The sentiments were made even stronger by the inspired direction of Collins, who, using only a blank stage with wide stairs to a large platform, moved these 80 or 90 young performers into meaningful groupings that emphasized the lyrics and meanings of each of the musical selection. Ken Yunker’s fluid lighting highlighted each of the young speakers, which added to the weight of the message.
After an intermission in which the capacity audience was literally able to catch its breath, Martins and the orchestra performed Hans Krása’s "Overture for Small Orchestra," setting the stage for “Brundibár,” which transformed the stage and the mood of the evening.
Originally written in 1939 for a children’s opera competition, the music is straightforward and tuneful, a bit in the style of Kurt Julian Weill or others of that period, but it wasn’t performed until 1943.

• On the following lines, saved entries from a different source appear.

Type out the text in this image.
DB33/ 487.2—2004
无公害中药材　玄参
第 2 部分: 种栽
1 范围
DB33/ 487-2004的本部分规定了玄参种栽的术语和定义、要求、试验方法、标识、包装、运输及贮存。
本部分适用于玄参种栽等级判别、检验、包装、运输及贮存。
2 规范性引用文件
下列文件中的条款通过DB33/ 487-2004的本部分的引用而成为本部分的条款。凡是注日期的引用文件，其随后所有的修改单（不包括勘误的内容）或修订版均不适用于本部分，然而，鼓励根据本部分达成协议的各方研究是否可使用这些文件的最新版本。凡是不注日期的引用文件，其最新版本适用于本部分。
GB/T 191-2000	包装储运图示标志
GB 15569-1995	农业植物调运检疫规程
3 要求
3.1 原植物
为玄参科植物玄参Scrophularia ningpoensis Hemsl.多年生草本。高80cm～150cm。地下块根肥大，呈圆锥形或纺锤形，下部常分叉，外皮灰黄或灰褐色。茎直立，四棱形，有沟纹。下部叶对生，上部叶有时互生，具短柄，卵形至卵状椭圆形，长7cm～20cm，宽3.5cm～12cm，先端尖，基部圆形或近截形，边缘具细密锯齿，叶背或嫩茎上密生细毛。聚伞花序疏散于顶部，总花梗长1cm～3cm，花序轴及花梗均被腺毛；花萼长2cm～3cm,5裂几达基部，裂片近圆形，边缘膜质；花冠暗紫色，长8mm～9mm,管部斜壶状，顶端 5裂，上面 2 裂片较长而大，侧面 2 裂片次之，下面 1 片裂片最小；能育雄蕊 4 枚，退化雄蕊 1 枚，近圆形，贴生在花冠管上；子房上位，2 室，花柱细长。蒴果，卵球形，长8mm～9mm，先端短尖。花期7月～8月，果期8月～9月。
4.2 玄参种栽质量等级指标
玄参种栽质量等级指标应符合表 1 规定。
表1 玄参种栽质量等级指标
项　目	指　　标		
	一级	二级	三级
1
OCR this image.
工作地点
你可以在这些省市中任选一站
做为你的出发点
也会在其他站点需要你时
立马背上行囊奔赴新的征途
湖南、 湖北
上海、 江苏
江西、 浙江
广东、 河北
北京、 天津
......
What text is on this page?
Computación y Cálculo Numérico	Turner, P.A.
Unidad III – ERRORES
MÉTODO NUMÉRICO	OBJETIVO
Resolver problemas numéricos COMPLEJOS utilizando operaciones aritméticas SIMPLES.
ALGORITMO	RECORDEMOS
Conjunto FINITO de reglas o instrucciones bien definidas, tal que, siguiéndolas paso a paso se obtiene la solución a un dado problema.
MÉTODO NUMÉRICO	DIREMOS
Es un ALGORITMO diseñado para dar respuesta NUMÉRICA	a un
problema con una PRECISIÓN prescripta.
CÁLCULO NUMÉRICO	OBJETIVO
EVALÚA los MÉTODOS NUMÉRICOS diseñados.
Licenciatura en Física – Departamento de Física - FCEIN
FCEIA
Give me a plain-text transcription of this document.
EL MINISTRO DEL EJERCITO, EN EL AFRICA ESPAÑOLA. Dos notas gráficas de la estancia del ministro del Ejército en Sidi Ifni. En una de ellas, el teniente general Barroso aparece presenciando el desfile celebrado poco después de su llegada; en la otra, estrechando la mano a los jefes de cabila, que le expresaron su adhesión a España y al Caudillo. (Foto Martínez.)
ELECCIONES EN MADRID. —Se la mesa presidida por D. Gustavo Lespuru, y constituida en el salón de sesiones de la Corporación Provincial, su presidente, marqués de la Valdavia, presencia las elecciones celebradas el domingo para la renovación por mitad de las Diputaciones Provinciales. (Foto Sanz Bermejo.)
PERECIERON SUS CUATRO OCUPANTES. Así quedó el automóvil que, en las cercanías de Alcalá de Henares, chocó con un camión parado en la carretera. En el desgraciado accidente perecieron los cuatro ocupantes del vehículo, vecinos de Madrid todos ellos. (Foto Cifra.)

All the roles were well sung and acted by these beautifully trained young singers.
Eden Stahlmann as Little Joe; Ana Olson as his sister, Annette; and Isabela Mendez as Brudibár, the organ-grinder villain, were equally good. Samuel Stahlmann’s Ice Cream Man, Ursula Kushner’s baker, Caelyn Curry’s milkman and Lan Hubbard’s police officer, sang well and made their characters believable without caricature. The menagerie of sparrows, cats and dogs all contributed to the ensemble and downfall of Brundibár.
I’ve written before that Collins is something of a miracle worker in her ingenuity and direction of the young singers in the Youth Opera. Throughout the evening, it seemed that each of the 80 or so young performers had a specific character and was an individual, not just one of the flock. This was even stronger in the opera with each villager in the chorus acting and reacting with his or her colleagues in a manner beyond their years.
Musically, the Youth Opera has progressed rapidly during Martins' tenure as the music director and conductor. The principal singers are discreetly amplified, so the young voices can sing and not shout, which increased the musicality of the entire evening. The chorus sings with clear diction, good phrasing and solid pitch, which made for a musically rewarding experience. The concluding chorus, "Stand Up and Shout With Glee,” had the audience doing exactly that.
It’s really unfortunate that circumstances and logistics are such that there are only two performances because the prologue and the opera provide a message with a big wallop, one that is as meaningful in today’s world as it was when it was first written.